The composition mapping is another place where the project is clearly assumption-heavy. Using spectral class as a proxy for composition was a practical way to make the dataset richer, but it is still a proxy. It is not the same as directly measured composition, and the hand-built mapping I used was much closer to a rough prior than a scientifically defensible model.
Some of the engineered features also fall into that same category. A few felt reasonably grounded, while others were more heuristic than physical. That is not necessarily bad for an exploratory project, but it matters if I want to claim real understanding rather than just a working pipeline.
The other thing that feels shaky is how quickly I moved from idea to implementation. AI helped me get to something concrete much faster, which was useful, but it also made it easier to build pieces that I could describe better than I could fully justify. Looking back, I can see where I was building momentum faster than I was building understanding.
Why This Project Changed How I Want to Learn
This project changed how I want to learn because it exposed the difference between assembling a system and really understanding it. I was able to get from curiosity to a working pipeline relatively quickly, and that part was exciting. But revisiting it later made it clear that there were big pieces of the physics, data assumptions, and machine learning workflow that I wanted to understand more deeply.
AI is a great tool, but this project reminded me that if you do not understand the domain well enough, it is very easy to build something faster than you can actually support it. You can get to a working implementation, but that does not mean you can explain the assumptions behind it, debug it when it goes wrong, or maintain it with confidence later.
That does not make AI useless to me. If anything, it makes me want to use it more deliberately. I still want help moving quickly, but I want that help to act more like tutoring, explanation, and feedback instead of a shortcut to code I cannot fully defend.

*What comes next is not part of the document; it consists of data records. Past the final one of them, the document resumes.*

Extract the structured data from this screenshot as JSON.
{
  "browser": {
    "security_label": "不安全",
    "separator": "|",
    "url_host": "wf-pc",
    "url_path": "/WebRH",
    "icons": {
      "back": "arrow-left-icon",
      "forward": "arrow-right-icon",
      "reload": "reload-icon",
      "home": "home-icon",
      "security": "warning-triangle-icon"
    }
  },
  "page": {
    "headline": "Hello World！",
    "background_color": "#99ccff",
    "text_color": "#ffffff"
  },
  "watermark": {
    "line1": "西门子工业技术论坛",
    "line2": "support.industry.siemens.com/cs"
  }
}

In that sense, this project was valuable even beyond the model itself. It gave me something concrete to react to. It showed me what kinds of questions actually hold my attention, where my intuition is still weak, and what I want to go back and learn properly.
AI is a great tool, but this project reminded me that if you do not understand the domain well enough, it is very easy to build something faster than you can actually support it. You can get to a working implementation, but that does not mean you can explain the assumptions behind it, debug it when it goes wrong, or maintain it with confidence later.
What I’m Building Next
The next step for me is to stop treating projects like this as isolated experiments and start using them as a path into stronger foundations.
I want to go back and build up the pieces that this project made me realize I was missing: a better understanding of orbital mechanics, a more grounded grasp of machine learning fundamentals, and eventually a deeper understanding of image models and transformers.
So the next phase of this series is going to be more deliberate. Instead of jumping straight to ambitious ideas and asking AI to help me assemble them, I want to use those ideas as motivation to learn the underlying concepts more carefully. That means building smaller projects around orbital dynamics, basic ML, and model intuition before I try to return to bigger ideas like asteroid analysis systems or coordinated spacecraft.
In other words, this project was not the end goal. It was the thing that convinced me I had found a direction worth taking seriously.